The question of whether to attempt to sell the municipal golf course is likely to be raised during the May 2022 election after a divided Devine City Council approved moving forward with putting the issue on the ballot at a Special meeting held last Tuesday, August 10.
The last day to order a General Election or a Special Election on a measure in the upcoming November election was Monday, Aug. 16.
District 3 Councilman David Espinosa emphasized that the election would just be to gauge public opinion on the issue.
“It’s not that we’re selling it already, we just want to have an idea,” Espinosa said.
Other Council members shared their thoughts and feedback gathered from their constituents since discussion about the prospect of the sale was postponed at a meeting in June.
District 1 Councilman Rufino “Flipper” Vega said his district was split “fifty-fifty right now,” while District 2 Councilwoman Angela Pichardo said that the land was an asset.
“And it was a gifted golf course to the citizens of Devine, and I believe it should stay that way,” Pichardo said.
District 5 Councilwoman Debra Randall said that though her constituents had “calmed down” since the June meeting, they still wanted the golf course sold with deed restrictions.
“They don’t want it sold just so it’s built on,” Randall said. “It would have to have deed restrictions. That’s what District 5 says.”
District 4 Councilwoman Kathy Lawler said that the people she spoke to felt uninformed.
“The people I talked to didn’t think they had enough information about what the golf course is worth,” Lawler said. “So I think we need to get more information out so they understand it.”
Mayor Cory Thompson said that the City wouldn’t know what the course is worth unless citizens vote to sell it.
“Then we actually go ahead and spend the money, because it’s going to take money, to get the appraisals done that we have to get done,” Thompson said.

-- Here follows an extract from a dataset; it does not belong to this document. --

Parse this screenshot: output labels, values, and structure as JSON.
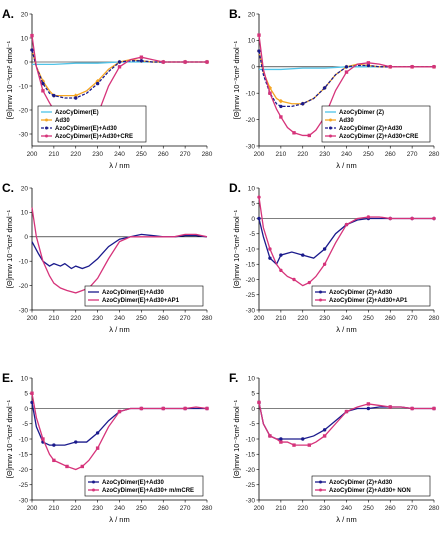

City Attorney Tom Cate confirmed that Council will not be bound by the results of the election, and that if bids on the course don’t meet City requirements, the City does not have to sell it.
“The last time we were here, there were quite a few people in the audience that said they want deed restrictions, [that] if we sell the property it’s always going to be used as a golf course,” Cate said. “So that’s going to restrict a lot of interest, in my opinion, because [bidders] are going to have to have a golf course.”
A Vega-Espinosa motion to put the sale of the golf course on the ballot, most likely in May, passed 4-1 over Pichardo’s objection.
For more on the golf course, see separate article in this edition about the price of the clubhouse renovation closing in on $500,000.
The next Council meeting was scheduled for press night on Tuesday, Aug. 17.